In the hog market, which seems to be the source of some of the bearish considerations in this complex, we apparently seriously underestimated the possibilities in terms of slaughter levels from improved pig crops across recent calendar quarters. The monthly reports that we are now getting were not necessarily alerting us to these problems. Most analysts still expect to see daily slaughter levels decline as we move into May, but the April contract is down around $43 and is pricing hogs on a live weight basis down in the $33-$34 range. That is actually above the current price being offered by the more distant contracts, such as the October, which is still trying to hold at $45 and above. This is especially perplexing given that we saw in the fourth quarter of last year and also in the first quarter of this year increased pork exports to countries such as Japan, where BSE has curtailed interest in beef, and pork is replacing part of that volume. The markets will eventually rally, but I see nothing that indicates that they are ready to turn yet and nothing that indicates that any buyers who have been forced out on margin liquidation are either willing to come back in or have the capital to allow them to come back in.
The price picture in the grain and oilseed markets is not substantially better. Corn, in particular, continues to look like it is stuck in a rut of downward prices. With large stocks coming out of last year's crop and the prospects for a 10 billion-bushel corn crop this year on a big 79.0 million acres to be planted, this market has plenty of bearish news to go around. I would continue to monitor that trend line that I showed on the May corn last week and I am repeating this week. Eventually, this market is going to show us a close above that downtrend line and give us a buy signal. The pattern on the December looks very similar except as the May gets pressed down toward $2, the December is being pressed down toward $2.20. I would hold short hedges and lift them only on a close above that downtrend line. Users of corn should establish long hedge positions on the same buy signal.
The post-harvest and early-year rally in soybeans was helped along by the March 28 report that showed some 73 million acres to be planted to soybeans. Clearly, the market is expecting that acreage to end up bigger than 73 million acres, and price thrusts that had carried the May up to $4.80 in late March and pushed the new-crop November up to $4.85 are now serious resistance planes as the market drifts lower. We are still above the uptrend line that can be drawn on the May futures by hooking the early January and early February lows. We have a flat resistance plane at $4.80 across the top and an ascending trend line under the market. Eventually, it will have to go out of that one way or the other. I would replace short hedges only when we see a close below that trend line or a rally to that $4.80 resistance, if that comes first. I always prefer to sell rallies to the recent highs because I think it usually gets better prices than waiting for a close below the uptrend line.
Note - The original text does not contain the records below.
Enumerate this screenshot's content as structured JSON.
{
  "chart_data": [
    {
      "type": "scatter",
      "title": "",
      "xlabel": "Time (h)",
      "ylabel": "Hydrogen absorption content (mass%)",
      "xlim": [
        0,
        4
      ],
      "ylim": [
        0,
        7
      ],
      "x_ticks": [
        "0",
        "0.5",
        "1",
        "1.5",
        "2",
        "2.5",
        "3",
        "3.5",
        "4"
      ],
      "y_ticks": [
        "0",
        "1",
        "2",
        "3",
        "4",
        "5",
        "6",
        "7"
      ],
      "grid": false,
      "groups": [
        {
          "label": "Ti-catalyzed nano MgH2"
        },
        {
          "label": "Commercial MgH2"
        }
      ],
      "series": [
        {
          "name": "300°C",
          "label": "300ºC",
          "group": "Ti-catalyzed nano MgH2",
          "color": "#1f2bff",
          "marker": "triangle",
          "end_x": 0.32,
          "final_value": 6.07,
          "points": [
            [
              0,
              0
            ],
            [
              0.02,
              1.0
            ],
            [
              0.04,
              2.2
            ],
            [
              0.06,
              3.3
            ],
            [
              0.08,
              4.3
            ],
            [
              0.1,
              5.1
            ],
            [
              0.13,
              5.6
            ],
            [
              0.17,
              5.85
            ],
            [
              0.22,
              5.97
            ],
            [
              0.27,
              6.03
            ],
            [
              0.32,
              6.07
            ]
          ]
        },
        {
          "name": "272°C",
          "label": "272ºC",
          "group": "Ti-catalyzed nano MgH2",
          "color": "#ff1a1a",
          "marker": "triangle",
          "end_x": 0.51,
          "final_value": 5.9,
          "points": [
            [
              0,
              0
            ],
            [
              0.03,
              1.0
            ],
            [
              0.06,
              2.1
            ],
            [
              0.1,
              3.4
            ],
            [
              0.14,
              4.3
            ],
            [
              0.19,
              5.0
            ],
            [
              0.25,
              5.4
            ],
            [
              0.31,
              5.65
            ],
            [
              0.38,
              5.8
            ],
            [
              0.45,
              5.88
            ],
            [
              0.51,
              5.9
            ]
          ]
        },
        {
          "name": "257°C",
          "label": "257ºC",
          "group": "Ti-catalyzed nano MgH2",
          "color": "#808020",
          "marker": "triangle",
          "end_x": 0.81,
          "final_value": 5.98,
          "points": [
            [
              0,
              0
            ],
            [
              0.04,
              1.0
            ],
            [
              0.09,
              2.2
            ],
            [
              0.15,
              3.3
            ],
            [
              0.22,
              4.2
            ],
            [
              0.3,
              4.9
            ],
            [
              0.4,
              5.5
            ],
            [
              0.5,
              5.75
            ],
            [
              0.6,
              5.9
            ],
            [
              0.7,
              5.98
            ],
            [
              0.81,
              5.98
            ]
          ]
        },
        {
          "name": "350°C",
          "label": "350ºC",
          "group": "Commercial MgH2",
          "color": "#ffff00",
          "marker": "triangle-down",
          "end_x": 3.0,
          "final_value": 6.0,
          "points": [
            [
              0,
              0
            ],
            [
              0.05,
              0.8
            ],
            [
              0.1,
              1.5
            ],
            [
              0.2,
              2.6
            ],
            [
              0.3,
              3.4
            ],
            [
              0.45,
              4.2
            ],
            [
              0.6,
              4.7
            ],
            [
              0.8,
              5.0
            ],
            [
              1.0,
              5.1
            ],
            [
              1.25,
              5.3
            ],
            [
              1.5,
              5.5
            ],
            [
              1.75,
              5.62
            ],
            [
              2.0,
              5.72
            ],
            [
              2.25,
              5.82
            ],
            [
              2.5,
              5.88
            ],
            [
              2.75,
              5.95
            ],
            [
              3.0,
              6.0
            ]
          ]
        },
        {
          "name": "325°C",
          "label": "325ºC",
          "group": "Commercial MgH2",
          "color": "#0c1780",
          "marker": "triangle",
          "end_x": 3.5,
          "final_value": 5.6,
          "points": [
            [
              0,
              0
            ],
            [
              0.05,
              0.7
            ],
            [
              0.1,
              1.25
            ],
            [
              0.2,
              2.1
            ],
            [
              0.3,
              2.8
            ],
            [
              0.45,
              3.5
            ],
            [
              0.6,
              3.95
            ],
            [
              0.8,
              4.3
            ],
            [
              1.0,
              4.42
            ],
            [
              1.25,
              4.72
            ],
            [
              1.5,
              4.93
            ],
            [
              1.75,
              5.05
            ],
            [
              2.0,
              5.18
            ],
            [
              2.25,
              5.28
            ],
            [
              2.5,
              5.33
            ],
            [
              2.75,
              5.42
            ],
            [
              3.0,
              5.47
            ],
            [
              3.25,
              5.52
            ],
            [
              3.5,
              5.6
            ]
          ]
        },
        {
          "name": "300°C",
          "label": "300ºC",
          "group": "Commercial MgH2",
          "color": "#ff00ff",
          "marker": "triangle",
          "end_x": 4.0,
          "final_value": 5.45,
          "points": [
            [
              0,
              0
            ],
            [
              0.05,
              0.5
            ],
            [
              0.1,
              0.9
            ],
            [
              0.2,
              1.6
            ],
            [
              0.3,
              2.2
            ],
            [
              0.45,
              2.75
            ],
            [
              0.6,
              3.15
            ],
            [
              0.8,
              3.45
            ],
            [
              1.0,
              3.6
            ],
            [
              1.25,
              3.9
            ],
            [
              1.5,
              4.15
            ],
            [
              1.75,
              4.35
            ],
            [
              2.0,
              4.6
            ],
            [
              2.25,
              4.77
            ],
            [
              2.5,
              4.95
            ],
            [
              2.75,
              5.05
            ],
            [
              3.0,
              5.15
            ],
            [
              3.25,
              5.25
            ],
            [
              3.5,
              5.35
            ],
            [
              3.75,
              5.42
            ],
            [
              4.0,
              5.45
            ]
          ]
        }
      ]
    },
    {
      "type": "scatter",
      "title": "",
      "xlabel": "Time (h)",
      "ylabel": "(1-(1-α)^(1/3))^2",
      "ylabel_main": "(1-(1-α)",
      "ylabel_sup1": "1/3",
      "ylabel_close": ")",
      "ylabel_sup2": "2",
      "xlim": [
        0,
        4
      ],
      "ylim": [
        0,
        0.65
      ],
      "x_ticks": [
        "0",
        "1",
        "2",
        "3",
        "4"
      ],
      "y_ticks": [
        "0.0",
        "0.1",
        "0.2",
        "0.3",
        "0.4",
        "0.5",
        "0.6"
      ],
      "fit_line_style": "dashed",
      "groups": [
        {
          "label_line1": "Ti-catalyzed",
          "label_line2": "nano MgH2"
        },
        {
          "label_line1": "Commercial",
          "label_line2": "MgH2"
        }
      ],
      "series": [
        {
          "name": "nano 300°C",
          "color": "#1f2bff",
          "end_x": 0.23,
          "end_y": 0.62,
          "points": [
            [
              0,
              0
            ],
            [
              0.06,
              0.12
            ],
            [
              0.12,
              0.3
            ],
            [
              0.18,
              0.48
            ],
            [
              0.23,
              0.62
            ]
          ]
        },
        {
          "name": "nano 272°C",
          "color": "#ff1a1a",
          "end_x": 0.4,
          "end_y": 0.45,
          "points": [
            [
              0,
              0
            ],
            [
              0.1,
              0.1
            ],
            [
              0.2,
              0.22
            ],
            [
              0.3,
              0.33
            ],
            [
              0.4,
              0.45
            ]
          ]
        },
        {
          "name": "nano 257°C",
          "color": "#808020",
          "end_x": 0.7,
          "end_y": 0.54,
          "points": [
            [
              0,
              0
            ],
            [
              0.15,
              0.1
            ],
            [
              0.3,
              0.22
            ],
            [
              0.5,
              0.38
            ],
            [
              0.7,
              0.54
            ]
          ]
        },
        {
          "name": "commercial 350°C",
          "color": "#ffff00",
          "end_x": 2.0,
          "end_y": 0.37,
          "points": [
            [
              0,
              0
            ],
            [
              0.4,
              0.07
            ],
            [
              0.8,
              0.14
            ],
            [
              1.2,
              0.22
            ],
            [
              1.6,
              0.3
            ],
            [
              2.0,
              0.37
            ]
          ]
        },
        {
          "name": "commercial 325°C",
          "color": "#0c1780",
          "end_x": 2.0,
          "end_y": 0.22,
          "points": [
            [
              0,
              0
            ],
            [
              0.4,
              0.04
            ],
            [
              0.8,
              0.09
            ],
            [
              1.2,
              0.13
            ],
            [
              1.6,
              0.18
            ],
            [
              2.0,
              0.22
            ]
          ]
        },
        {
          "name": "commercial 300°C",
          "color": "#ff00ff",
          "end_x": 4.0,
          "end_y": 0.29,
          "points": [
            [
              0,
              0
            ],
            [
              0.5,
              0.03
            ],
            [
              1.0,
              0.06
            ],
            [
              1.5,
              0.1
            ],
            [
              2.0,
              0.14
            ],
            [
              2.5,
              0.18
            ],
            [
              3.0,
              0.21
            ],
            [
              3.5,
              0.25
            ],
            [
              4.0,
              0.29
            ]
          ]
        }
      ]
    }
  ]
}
The wheat market had been trying to find a reason to rally. The hard red winter wheat crop in the southwestern part of the U.S. is generally rated in poor condition, but there have been some recent rains. The contract low on the July Chicago contract is the early March low around $2.75. We have resistance across the highs that were recorded about 10 days back on a little weather scare rally that ran up toward $2.98 in the Chicago market. That high plus a early January high up around $3.07 will now be resistance, and I would move up to 60 percent-65 percent forward priced on any rally up into the high $2.90s on the July. Kansas City doesn't look a great deal different and is dipping down toward the lows in that market, which were recorded in March around $2.87. Resistance in that July contract is around $3.07 across the early April high and then we have January highs at about $3.08-$3.09.